Background: In-frame chimeric ESR1 fusion proteins can cause endocrine therapy (ET) resistance in estrogen receptor-positive (ER+) metastatic breast cancer (MBC) (PMC6171747). Here, we further investigated multiple new examples of ESR1 fusions in order to differentiate between transcriptionally active “driver” ESR1 fusions from inactive, likely “passenger” events.

Methods: ESR1 fusions were identified by RNA-sequencing (RNA-seq) or whole genome sequencing in MBC (PMC5913625, PMC6872491 and unpublished). ESR1 fusion cDNA constructs were expressed in ER+ breast cancer cell lines. Cell proliferation and cell motility were assessed. RNA-seq followed by qPCR validation was conducted to examine individual transcriptional profiles.
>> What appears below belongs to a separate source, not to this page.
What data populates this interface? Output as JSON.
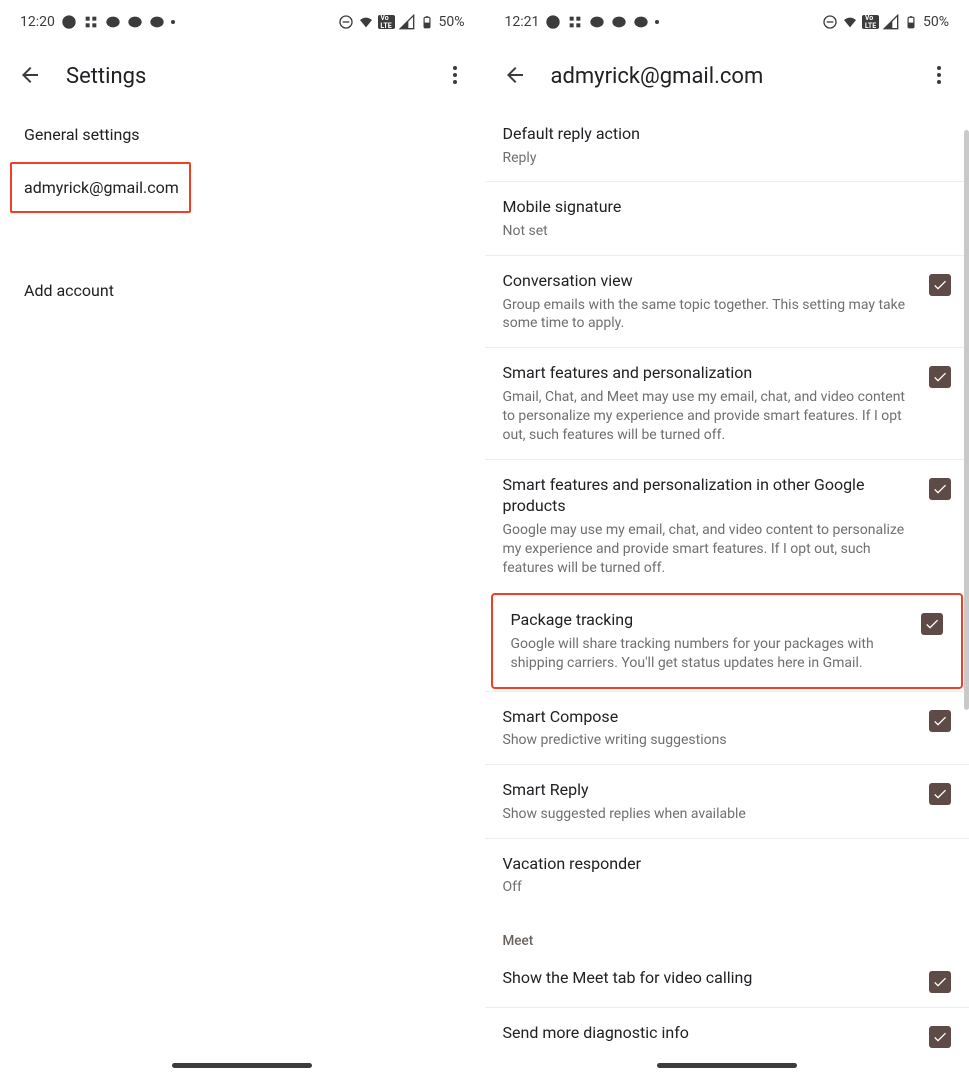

Results: All ESR1 fusions studied contained the first six exons of ESR1 (e6) fused in-frame to diverse partner gene sequences that replaced the ESR1 drug/ligand binding domain. Fusions with a transcription factor (TF) or coactivator (CoA) gene partner, for example ESR1-YAP1, ESR1-ARNT2-e18 and ESR1-SOX9 activated fulvestrant-resistant cell growth and hormone-independent cell motility. Other ESR1-e6 fusions, including ESR1-DAB2, ESR1-GYG1, ESR1-PCMT1 and ESR1-ARID1B did not show these phenotypes. We thus conclude that in-frame ESR1-e6 fusions arising from inter-chromosomal translocations with 3' TF/CoA partners are likely to be active. However, the active ESR1-PCDH11X fusion involves a proto-cadherin and is therefore an exception to this rule. This outlier emphasizes the need to establish additional approaches to determine ESR1 fusion activity. RNA-seq of T47D cells expressing active and inactive ESR1 fusions defined a gene signature associated with active ESR1 fusions, with activation of estrogen response and epithelial-to-mesenchymal transition (EMT) genes. This transcriptional signature was present in a patient-derived xenograft bearing the ESR1-YAP1 fusion, and thus potentially identifies the presence of an active ESR1 fusion protein. We subsequently identified two new ESR1 fusions involving recurrent TF/CoA partners, ESR1-ARNT2-e2 and ESR1-LPP. Both demonstrated tumor cell growth and motility activation, as predicted by the functional rule. The gene activation patterns were similar to the three other active fusions suggesting that despite marked diversity in the 3' partners, the transcriptional activities were similar and potentially diagnostic.

Conclusion: The integration of the structure-function rule and the stereotypic transcriptional signature distinguishes pathogenic ESR1 fusions from non-active passenger events, thus prioritizing patients bearing ESR1 translocation-driven tumors for targeted therapeutic approaches.

Citation Format: Xuxu Gou, Meenakshi Anurag, Jonathan T. Lei, Sinem Seker, Adrian V. Lee, Dan R. Robinson, Matthew J. Ellis. The integration of a structure-function rule and a transcriptional signature to assign ESR1 fusion activity in metastatic breast cancer [abstract]. In: Proceedings of the American Association for Cancer Research Annual Meeting 2021; 2021 Apr 10-15 and May 17-21. Philadelphia (PA): AACR; Cancer Res 2021;81(13_Suppl):Abstract nr 742.